Samoan artist shows support for Palestine in unique flag design

None of us are free until all of us are free

Public Interest Journalism funded through NZ On Air

A Samoan-Kiwi artist has created a new-look Palestine flag to show off his support, as the war in Gaza continues into the new year.

Michel Mulipola has been turning up to protests around Auckland with his redesigned Palestine flag, sporting Samoan patterns and motifs. It was also spotted amongst the crowd at Te Pāti Māori- organised nationwide protests last month.

Mulipola, a comic artist, said the fight for indigenous liberation and rights was the reason he brought the flag to that protest.

The protests were organised in response to the new coalition government policies around Te Tiriti o Waitangi, including the ACT Party’s bid to scrap the Māori Health Authority and Oranga Tamariki along with repealing the smokefree generation law.

“For me, bringing the flag [was] because Māori are fighting for recognition,” he said.

“This new government and the anti-Māori stance has kind of realised that the fight for freedom, the fight against oppression, isn’t over. None of us are free until all of us are free.”

Mulipola said of the unique flag: “It was designed because I kind of noticed that Samoans were quiet; especially online around the genocide happening in Palestine.

“I decided to create a kind of image that would be symbolic of standing in solidarity with Palestine.”

Liberation of his people, Palestinian peoples and Māori are all interlinked and it was just a matter of turning up to support, Mulipola said.

Inspired by a Mau movement ancestor

“All of these places that are fighting for their freedom - their liberation from colonial powers.”

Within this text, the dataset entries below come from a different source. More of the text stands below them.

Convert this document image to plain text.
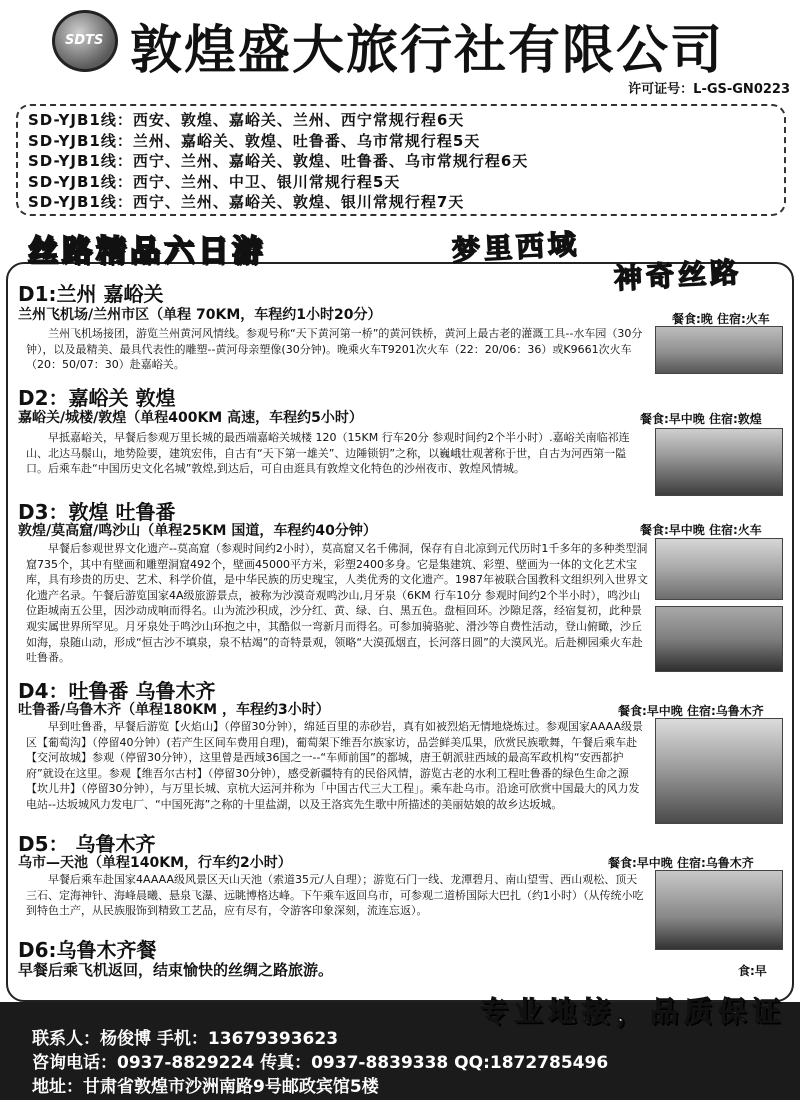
SDTS 敦煌盛大旅行社有限公司
许可证号：L-GS-GN0223
SD-YJB1线：西安、敦煌、嘉峪关、兰州、西宁常规行程6天
SD-YJB1线：兰州、嘉峪关、敦煌、吐鲁番、乌市常规行程5天
SD-YJB1线：西宁、兰州、嘉峪关、敦煌、吐鲁番、乌市常规行程6天
SD-YJB1线：西宁、兰州、中卫、银川常规行程5天
SD-YJB1线：西宁、兰州、嘉峪关、敦煌、银川常规行程7天
丝路精品六日游	梦里西域
神奇丝路
D1:兰州 嘉峪关
兰州飞机场/兰州市区（单程 70KM，车程约1小时20分）	餐食:晚 住宿:火车
兰州飞机场接团，游览兰州黄河风情线。参观号称“天下黄河第一桥”的黄河铁桥，黄河上最古老的灌溉工具--水车园（30分钟），以及最精美、最具代表性的雕塑--黄河母亲塑像(30分钟)。晚乘火车T9201次火车（22：20/06：36）或K9661次火车（20：50/07：30）赴嘉峪关。
D2：嘉峪关 敦煌
嘉峪关/城楼/敦煌（单程400KM 高速，车程约5小时）	餐食:早中晚 住宿:敦煌
早抵嘉峪关，早餐后参观万里长城的最西端嘉峪关城楼 120（15KM 行车20分 参观时间约2个半小时）.嘉峪关南临祁连山、北达马鬃山，地势险要，建筑宏伟，自古有“天下第一雄关”、边陲锁钥”之称，以巍峨壮观著称于世，自古为河西第一隘口。后乘车赴“中国历史文化名城”敦煌,到达后，可自由逛具有敦煌文化特色的沙州夜市、敦煌风情城。
D3：敦煌 吐鲁番
敦煌/莫高窟/鸣沙山（单程25KM 国道，车程约40分钟）	餐食:早中晚 住宿:火车
早餐后参观世界文化遗产--莫高窟（参观时间约2小时），莫高窟又名千佛洞，保存有自北凉到元代历时1千多年的多种类型洞窟735个，其中有壁画和雕塑洞窟492个，壁画45000平方米，彩塑2400多身。它是集建筑、彩塑、壁画为一体的文化艺术宝库，具有珍贵的历史、艺术、科学价值，是中华民族的历史瑰宝，人类优秀的文化遗产。1987年被联合国教科文组织列入世界文化遗产名录。午餐后游览国家4A级旅游景点，被称为沙漠奇观鸣沙山,月牙泉（6KM 行车10分 参观时间约2个半小时），鸣沙山位距城南五公里，因沙动成响而得名。山为流沙积成，沙分红、黄、绿、白、黑五色。盘桓回环。沙隙足落，经宿复初，此种景观实属世界所罕见。月牙泉处于鸣沙山环抱之中，其酷似一弯新月而得名。可参加骑骆驼、滑沙等自费性活动，登山俯瞰，沙丘如海，泉随山动，形成“恒古沙不填泉，泉不枯竭”的奇特景观，领略“大漠孤烟直，长河落日圆”的大漠风光。后赴柳园乘火车赴吐鲁番。
D4：吐鲁番 乌鲁木齐
吐鲁番/乌鲁木齐（单程180KM ，车程约3小时）	餐食:早中晚 住宿:乌鲁木齐
早到吐鲁番，早餐后游览【火焰山】（停留30分钟），绵延百里的赤砂岩，真有如被烈焰无情地烧炼过。参观国家AAAA级景区【葡萄沟】（停留40分钟）(若产生区间车费用自理)，葡萄架下维吾尔族家访，品尝鲜美瓜果，欣赏民族歌舞，午餐后乘车赴【交河故城】参观（停留30分钟），这里曾是西域36国之一--“车师前国”的都城，唐王朝派驻西域的最高军政机构“安西都护府”就设在这里。参观【维吾尔古村】（停留30分钟），感受新疆特有的民俗风情，游览古老的水利工程吐鲁番的绿色生命之源【坎儿井】（停留30分钟），与万里长城、京杭大运河并称为「中国古代三大工程」。乘车赴乌市。沿途可欣赏中国最大的风力发电站--达坂城风力发电厂、“中国死海”之称的十里盐湖，以及王洛宾先生歌中所描述的美丽姑娘的故乡达坂城。
D5： 乌鲁木齐
乌市—天池（单程140KM，行车约2小时）	餐食:早中晚 住宿:乌鲁木齐
早餐后乘车赴国家4AAAA级风景区天山天池（索道35元/人自理）；游览石门一线、龙潭碧月、南山望雪、西山观松、顶天三石、定海神针、海峰晨曦、悬泉飞瀑、远眺博格达峰。下午乘车返回乌市，可参观二道桥国际大巴扎（约1小时）（从传统小吃到特色土产，从民族服饰到精致工艺品，应有尽有，令游客印象深刻，流连忘返）。
D6:乌鲁木齐餐
早餐后乘飞机返回，结束愉快的丝绸之路旅游。	食:早
专业地接，品质保证
联系人：杨俊博 手机：13679393623
咨询电话：0937-8829224 传真：0937-8839338 QQ:1872785496
地址：甘肃省敦煌市沙洲南路9号邮政宾馆5楼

Mulipola’s great-grandfather was part of the Mau movement in Samoa where they campaigned for independence from colonial rule during the early 1900s.

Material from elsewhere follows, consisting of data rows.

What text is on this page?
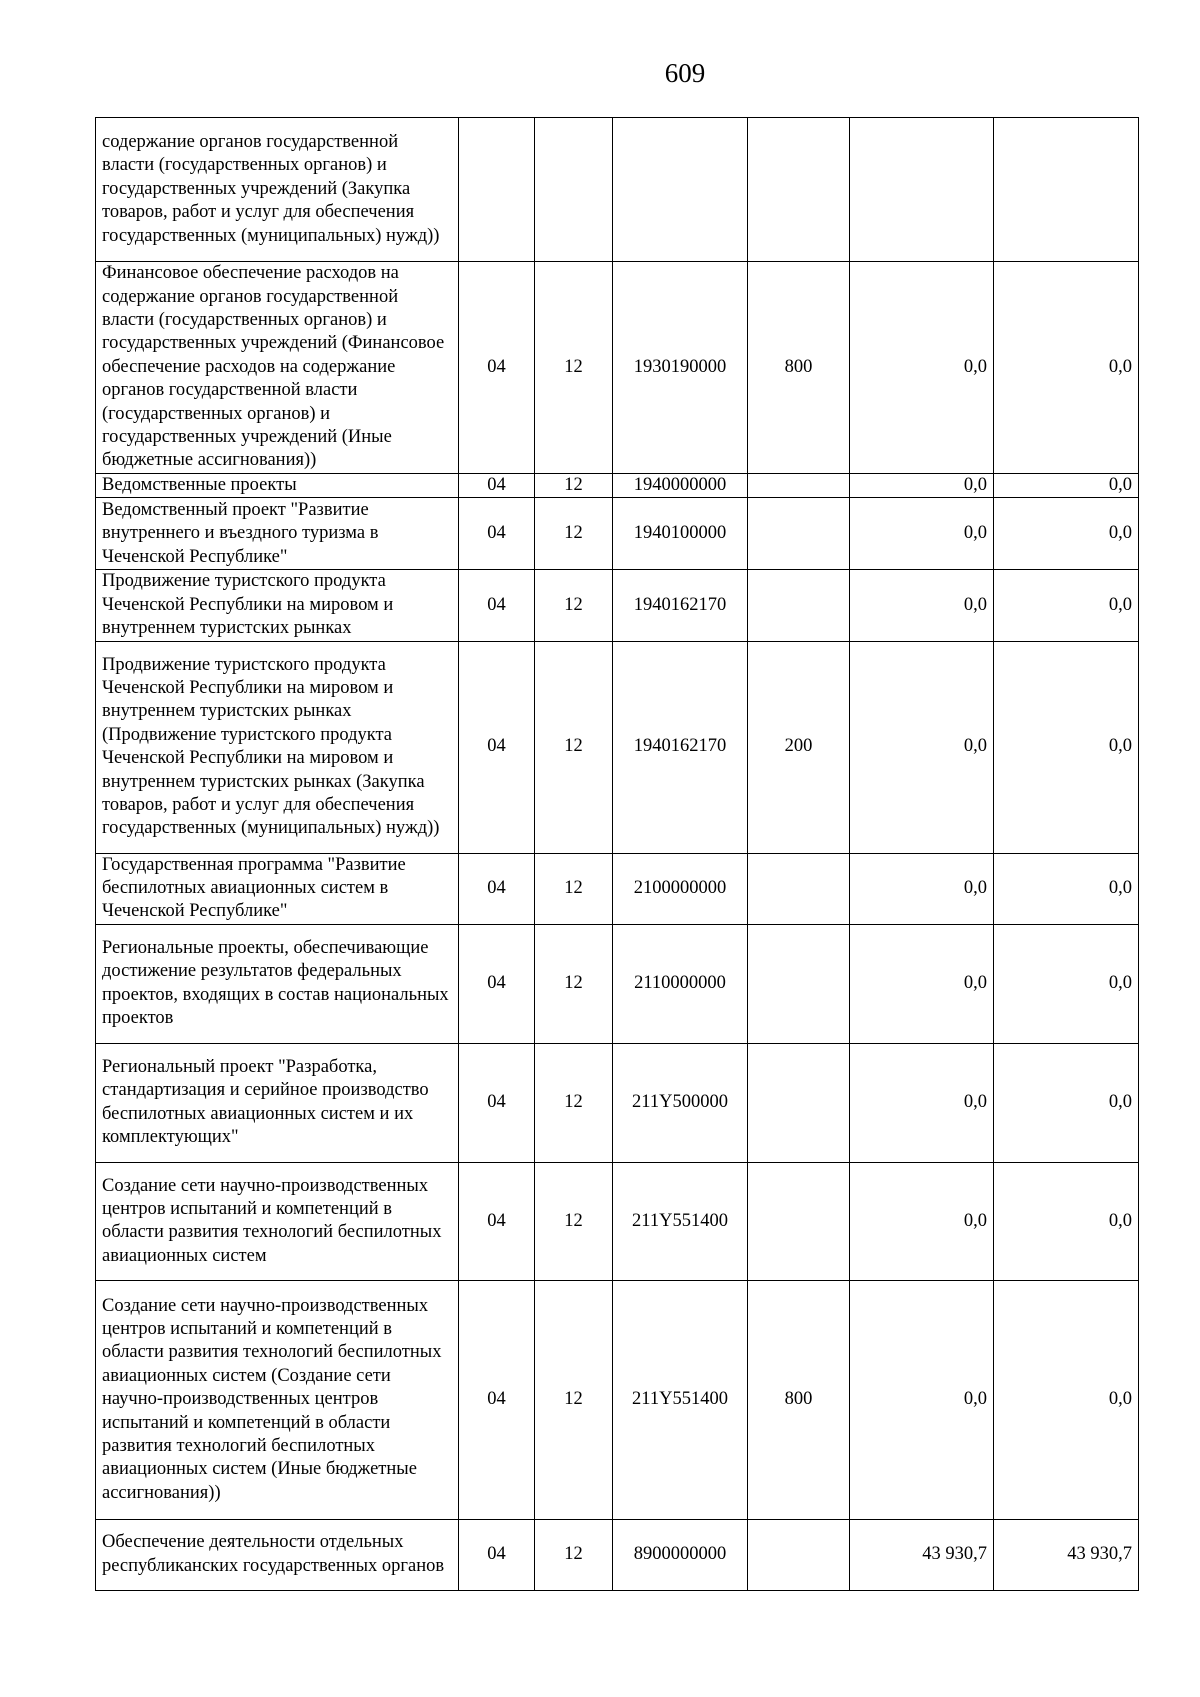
609
содержание органов государственной власти (государственных органов) и государственных учреждений (Закупка товаров, работ и услуг для обеспечения государственных (муниципальных) нужд))						
Финансовое обеспечение расходов на содержание органов государственной власти (государственных органов) и государственных учреждений (Финансовое обеспечение расходов на содержание органов государственной власти (государственных органов) и государственных учреждений (Иные бюджетные ассигнования))	04	12	1930190000	800	0,0	0,0
Ведомственные проекты	04	12	1940000000		0,0	0,0
Ведомственный проект "Развитие внутреннего и въездного туризма в Чеченской Республике"	04	12	1940100000		0,0	0,0
Продвижение туристского продукта Чеченской Республики на мировом и внутреннем туристских рынках	04	12	1940162170		0,0	0,0
Продвижение туристского продукта Чеченской Республики на мировом и внутреннем туристских рынках (Продвижение туристского продукта Чеченской Республики на мировом и внутреннем туристских рынках (Закупка товаров, работ и услуг для обеспечения государственных (муниципальных) нужд))	04	12	1940162170	200	0,0	0,0
Государственная программа "Развитие беспилотных авиационных систем в Чеченской Республике"	04	12	2100000000		0,0	0,0
Региональные проекты, обеспечивающие достижение результатов федеральных проектов, входящих в состав национальных проектов	04	12	2110000000		0,0	0,0
Региональный проект "Разработка, стандартизация и серийное производство беспилотных авиационных систем и их комплектующих"	04	12	211Y500000		0,0	0,0
Создание сети научно-производственных центров испытаний и компетенций в области развития технологий беспилотных авиационных систем	04	12	211Y551400		0,0	0,0
Создание сети научно-производственных центров испытаний и компетенций в области развития технологий беспилотных авиационных систем (Создание сети научно-производственных центров испытаний и компетенций в области развития технологий беспилотных авиационных систем (Иные бюджетные ассигнования))	04	12	211Y551400	800	0,0	0,0
Обеспечение деятельности отдельных республиканских государственных органов	04	12	8900000000		43 930,7	43 930,7
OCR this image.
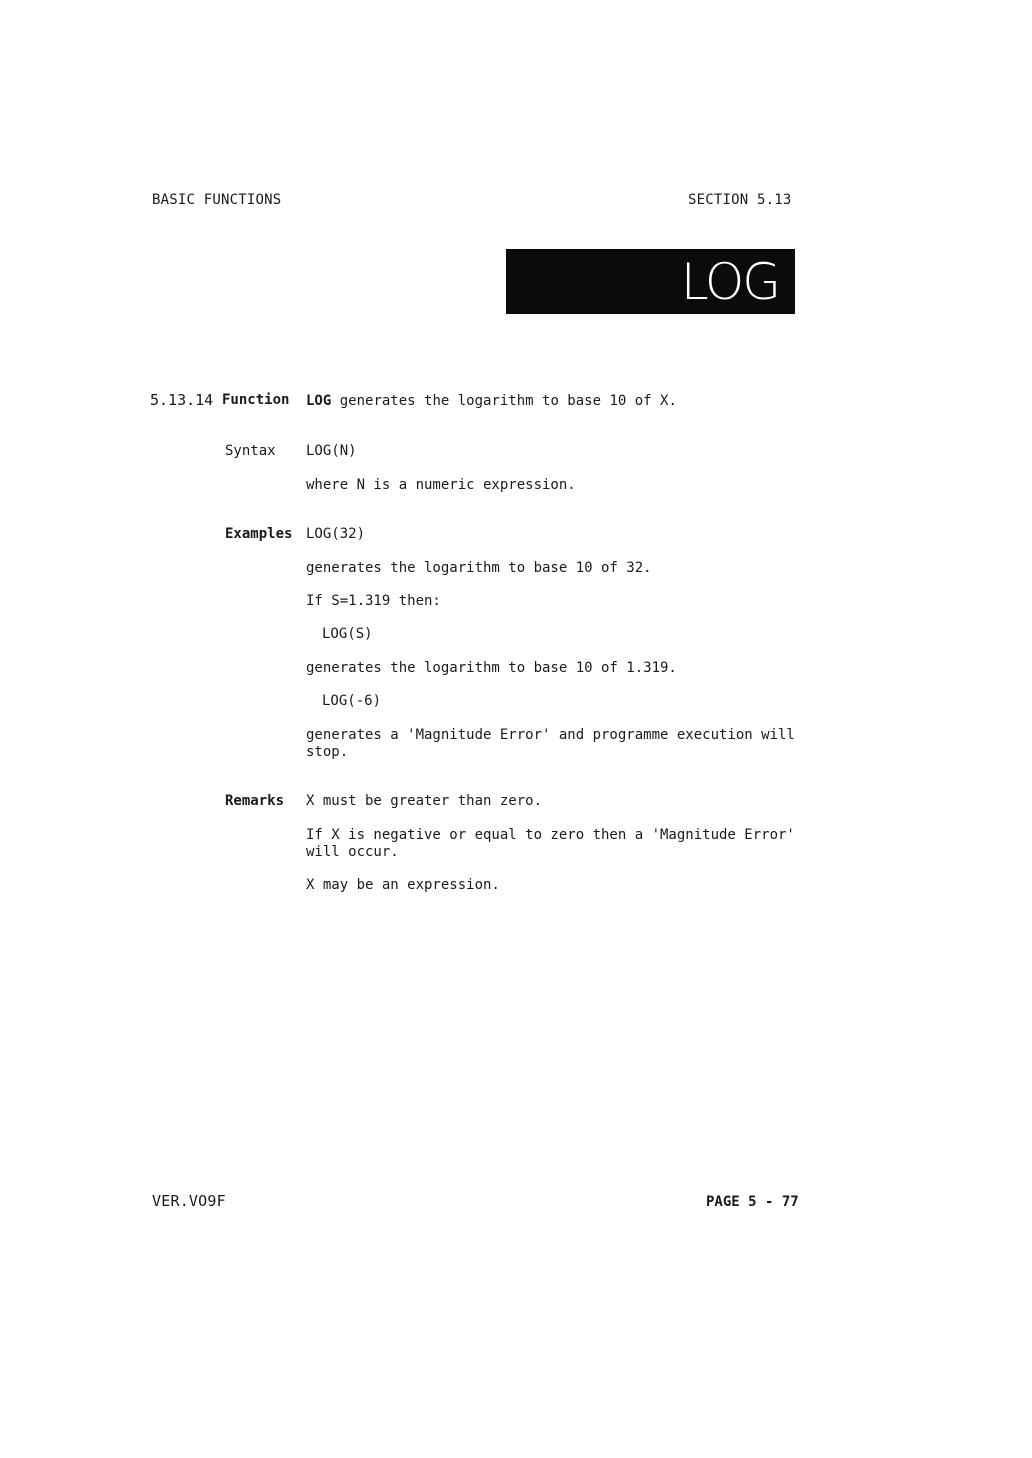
BASIC FUNCTIONS	SECTION 5.13
LOG
5.13.14 Function LOG generates the logarithm to base 10 of X.
Syntax LOG(N)
where N is a numeric expression.
Examples LOG(32)
generates the logarithm to base 10 of 32.
If S=1.319 then:
LOG(S)
generates the logarithm to base 10 of 1.319.
LOG(-6)
generates a 'Magnitude Error' and programme execution will stop.
Remarks X must be greater than zero.
If X is negative or equal to zero then a 'Magnitude Error' will occur.
X may be an expression.
VER.VO9F	PAGE 5 - 77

Village matai (chiefs) and leaders gathered to stand against losing traditional Samoan authority under the then German administration in Samoa.

They believed it was wrong that family and village matai effectively had no say in the way the country and its people were being cared for at the time.

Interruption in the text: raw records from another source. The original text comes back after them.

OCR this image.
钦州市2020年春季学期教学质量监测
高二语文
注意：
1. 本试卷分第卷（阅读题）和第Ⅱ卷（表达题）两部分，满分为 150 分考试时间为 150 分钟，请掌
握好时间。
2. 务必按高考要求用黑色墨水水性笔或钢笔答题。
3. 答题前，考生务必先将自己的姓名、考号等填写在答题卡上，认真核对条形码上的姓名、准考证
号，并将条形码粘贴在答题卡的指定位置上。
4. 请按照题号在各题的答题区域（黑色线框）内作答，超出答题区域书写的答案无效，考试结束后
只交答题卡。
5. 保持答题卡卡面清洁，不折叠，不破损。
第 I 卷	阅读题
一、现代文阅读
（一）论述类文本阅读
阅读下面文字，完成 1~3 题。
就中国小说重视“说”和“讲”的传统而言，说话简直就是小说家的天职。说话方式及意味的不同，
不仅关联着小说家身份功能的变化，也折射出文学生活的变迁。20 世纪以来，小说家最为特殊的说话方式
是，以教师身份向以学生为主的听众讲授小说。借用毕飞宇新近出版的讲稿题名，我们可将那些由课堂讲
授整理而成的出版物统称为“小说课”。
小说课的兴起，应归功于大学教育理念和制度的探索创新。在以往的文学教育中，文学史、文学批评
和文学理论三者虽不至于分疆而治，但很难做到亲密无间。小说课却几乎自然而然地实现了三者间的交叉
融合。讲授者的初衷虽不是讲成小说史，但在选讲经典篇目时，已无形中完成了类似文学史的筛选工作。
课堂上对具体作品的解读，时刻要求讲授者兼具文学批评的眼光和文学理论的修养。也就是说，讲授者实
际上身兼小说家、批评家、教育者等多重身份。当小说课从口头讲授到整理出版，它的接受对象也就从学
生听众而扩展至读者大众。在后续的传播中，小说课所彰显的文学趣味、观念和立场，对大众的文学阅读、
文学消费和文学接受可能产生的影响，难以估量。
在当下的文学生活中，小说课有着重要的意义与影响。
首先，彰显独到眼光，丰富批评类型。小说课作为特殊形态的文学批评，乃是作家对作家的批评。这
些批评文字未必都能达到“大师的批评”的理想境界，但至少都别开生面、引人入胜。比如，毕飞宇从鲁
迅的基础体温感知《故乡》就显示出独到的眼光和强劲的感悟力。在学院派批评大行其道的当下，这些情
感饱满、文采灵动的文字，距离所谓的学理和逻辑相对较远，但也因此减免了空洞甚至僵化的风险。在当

Mulipola said he owes his work to his great-grandfather’s legacy and hopes to live up to what he stood for.

“These fights today are what my great-grandfather fought [for] yesterday.

“I just kind of try and uphold it and live up to my great-grandfather’s legacy.”

The flag has become a symbol for Samoans to show solidarity and he is glad people can resonate with it, Mulipola said.

“Samoans around the world were really embracing it because it was finally something can show online and around in our solidarity with Palestinian people which is why I was hoping it would be.”